At least two migrant boats send distress calls
April 20, 2015Renzi said on Monday that ships from Italy and Malta were responding to distress calls from an inflatable life raft near the Libyan coast with 100 to 150 people aboard and to another boat with 300 people on board.
The International Organization for Migration (IOM) received a call at its Rome office on Monday from an unidentified person claiming to be on a sinking boat with 300 people on board, including 20 who had already died. The same caller said there was a total of three boats in distress.
According to Italian Premier Renzi, the ongoing rescue operations, coming after the deadly shipwreck this weekend, were evidence that smuggler's activities were intensifying and that Europe needed to unite to fight human trafficking in the Mediterranean. He added that Italy was studying the possibility of mounting "targeted interventions" against Libya-based people smugglers.
Survivors from the fishing boat that had sunk on Saturday night said 950 people were on board. There were only 28 survivors. 24 bodies were recovered. Hopes of finding anyone alive are dwindling. A survivor said that about 300 migrants were locked in a hold by the smugglers and would have been trapped when the boat sank, according to Prosecutor Giovanni Salvi, who is conducting the investigation.

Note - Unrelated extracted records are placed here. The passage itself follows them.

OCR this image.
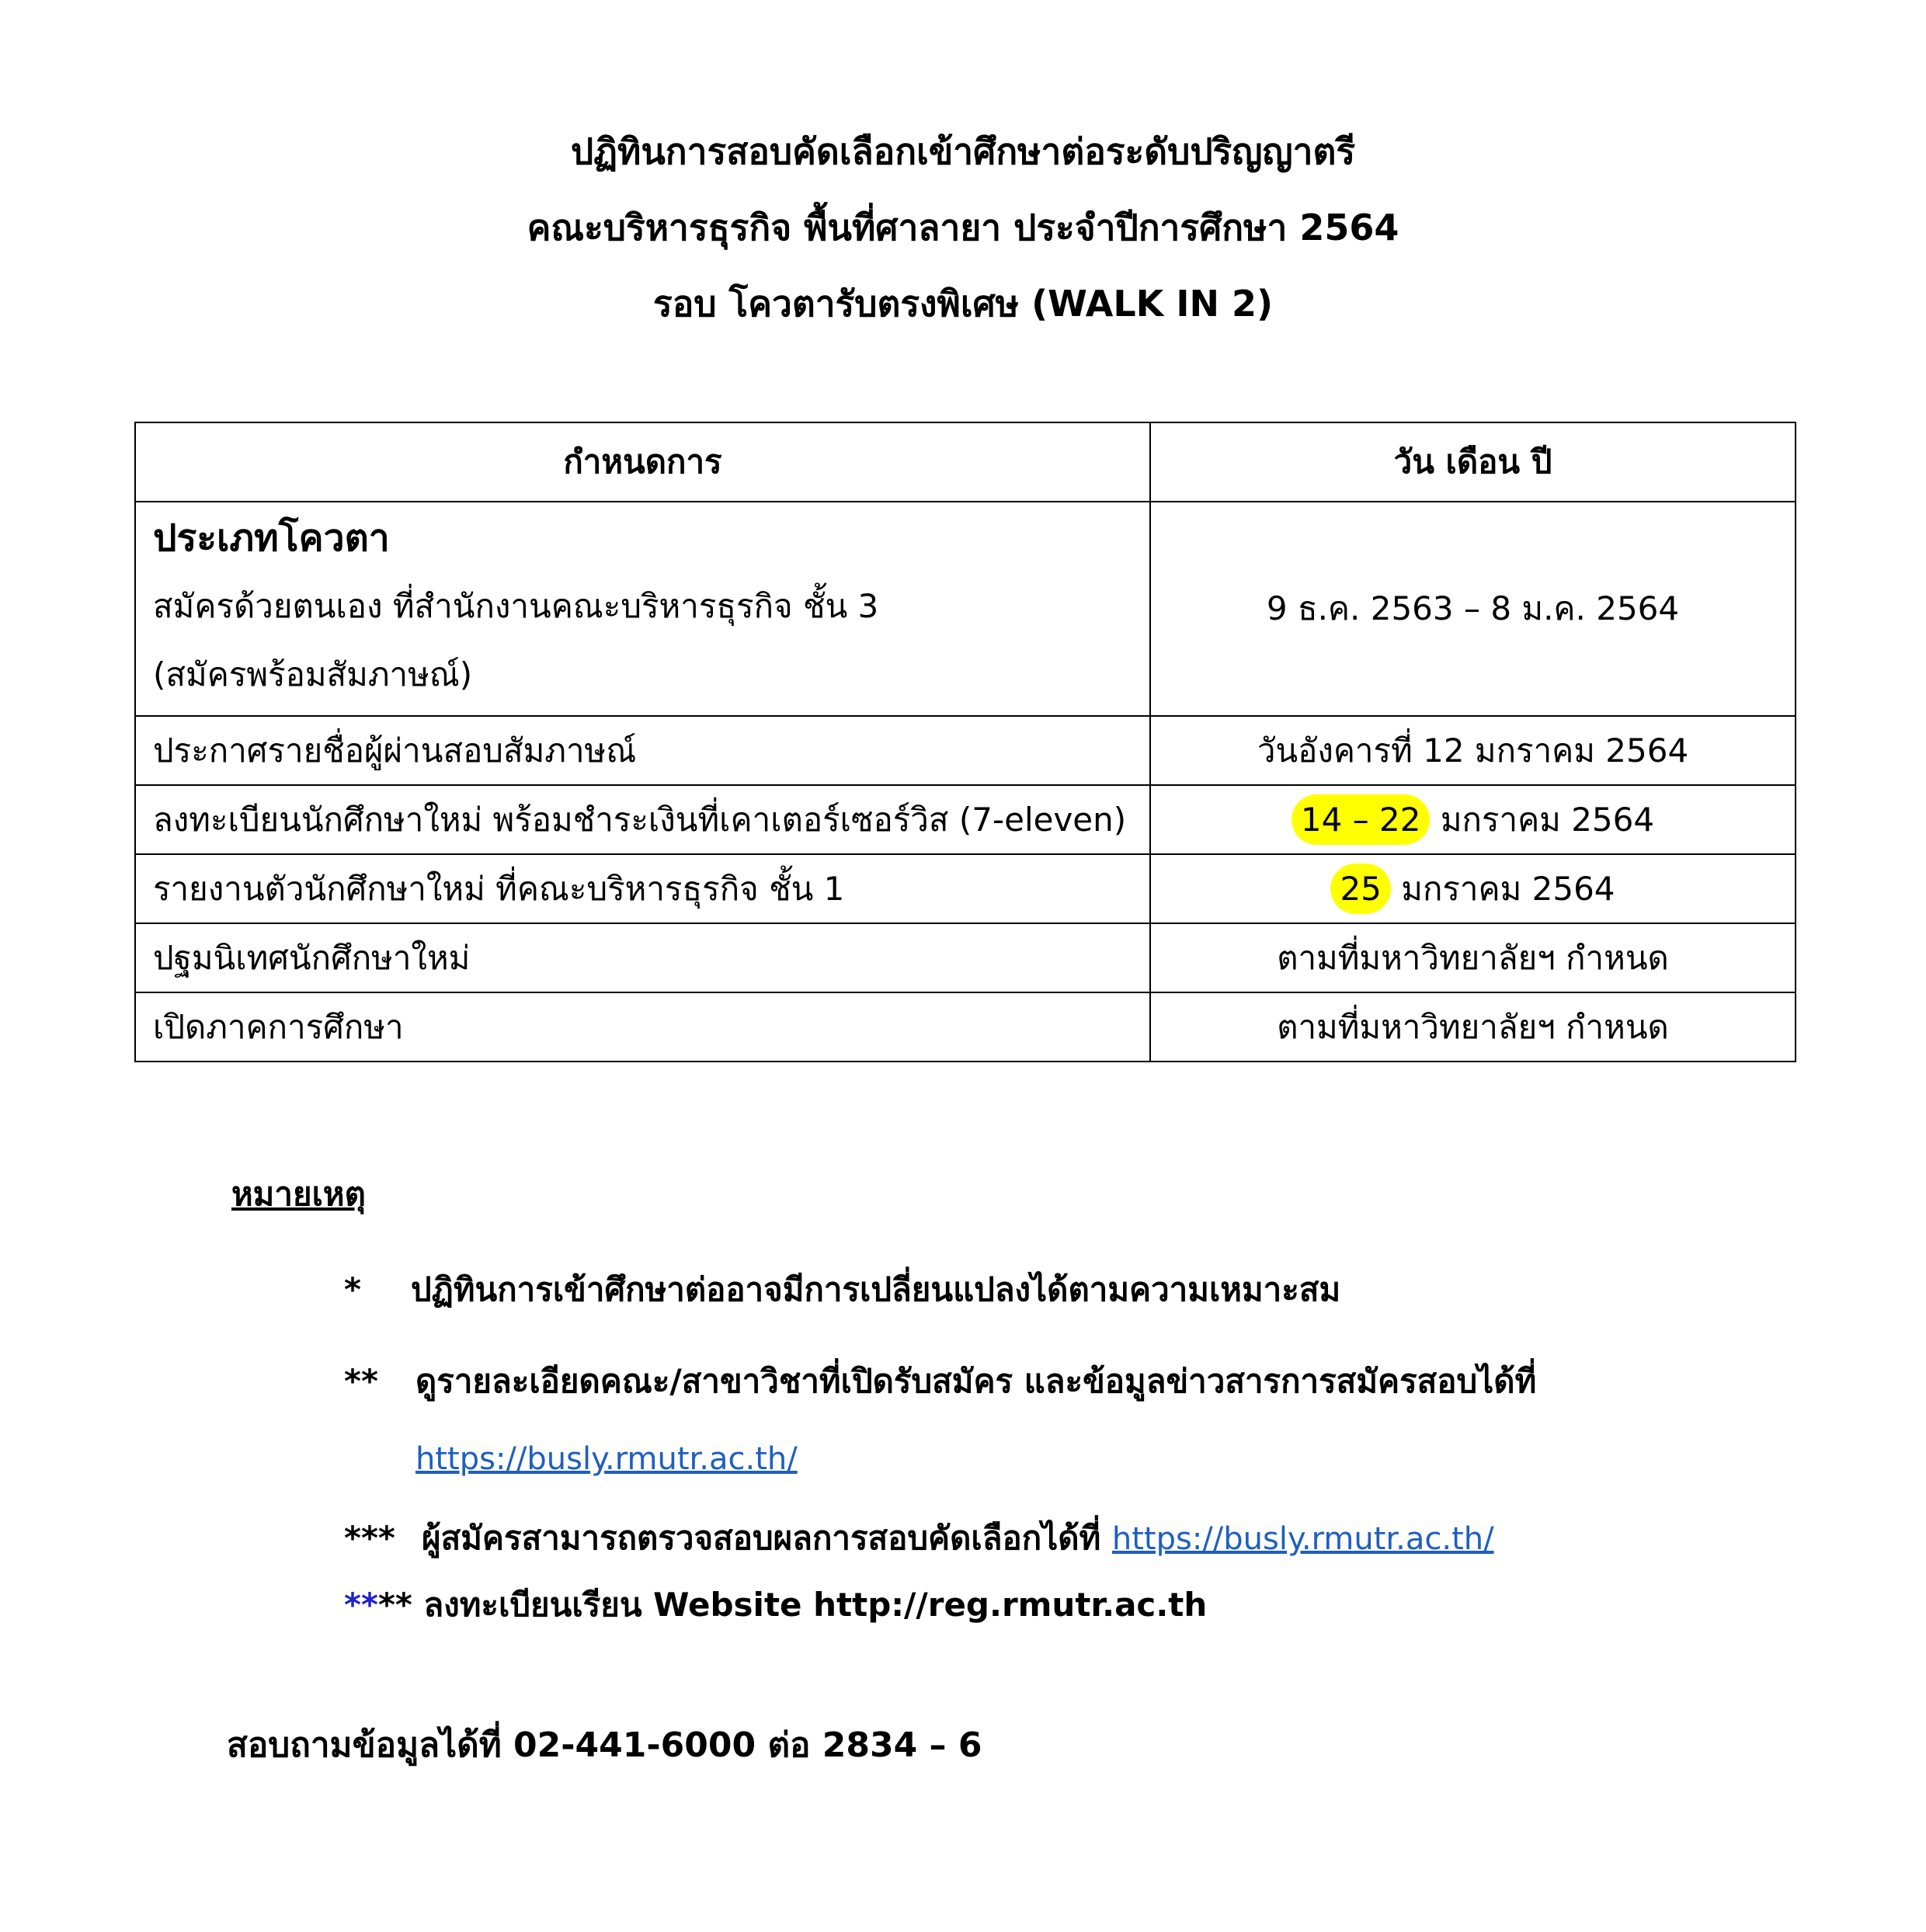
ปฏิทินการสอบคัดเลือกเข้าศึกษาต่อระดับปริญญาตรี
คณะบริหารธุรกิจ พื้นที่ศาลายา ประจำปีการศึกษา 2564
รอบ โควตารับตรงพิเศษ (WALK IN 2)
กำหนดการ	วัน เดือน ปี

ประเภทโควตา
สมัครด้วยตนเอง ที่สำนักงานคณะบริหารธุรกิจ ชั้น 3
(สมัครพร้อมสัมภาษณ์)	9 ธ.ค. 2563 – 8 ม.ค. 2564
ประกาศรายชื่อผู้ผ่านสอบสัมภาษณ์	วันอังคารที่ 12 มกราคม 2564
ลงทะเบียนนักศึกษาใหม่ พร้อมชำระเงินที่เคาเตอร์เซอร์วิส (7-eleven)	14 – 22 มกราคม 2564
รายงานตัวนักศึกษาใหม่ ที่คณะบริหารธุรกิจ ชั้น 1	25 มกราคม 2564
ปฐมนิเทศนักศึกษาใหม่	ตามที่มหาวิทยาลัยฯ กำหนด
เปิดภาคการศึกษา	ตามที่มหาวิทยาลัยฯ กำหนด
หมายเหตุ
* ปฏิทินการเข้าศึกษาต่ออาจมีการเปลี่ยนแปลงได้ตามความเหมาะสม
** ดูรายละเอียดคณะ/สาขาวิชาที่เปิดรับสมัคร และข้อมูลข่าวสารการสมัครสอบได้ที่
https://busly.rmutr.ac.th/
*** ผู้สมัครสามารถตรวจสอบผลการสอบคัดเลือกได้ที่ https://busly.rmutr.ac.th/
**** ลงทะเบียนเรียน Website http://reg.rmutr.ac.th
สอบถามข้อมูลได้ที่ 02-441-6000 ต่อ 2834 – 6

Police in southern Italy said they managed to break up a major human smuggling ring, detailing how the traffickers made money through illicit payments from desperate migrants willing to embark on the perilous sea journey to Europe.
Meanwhile, EU foreign and interior ministers are meeting in Luxembourg on Monday to discuss the migrant crisis in the Mediterranean. They will also discuss the situation in war-torn Libya, where up to 90 percent of the migrants begin their sea journey to Europe.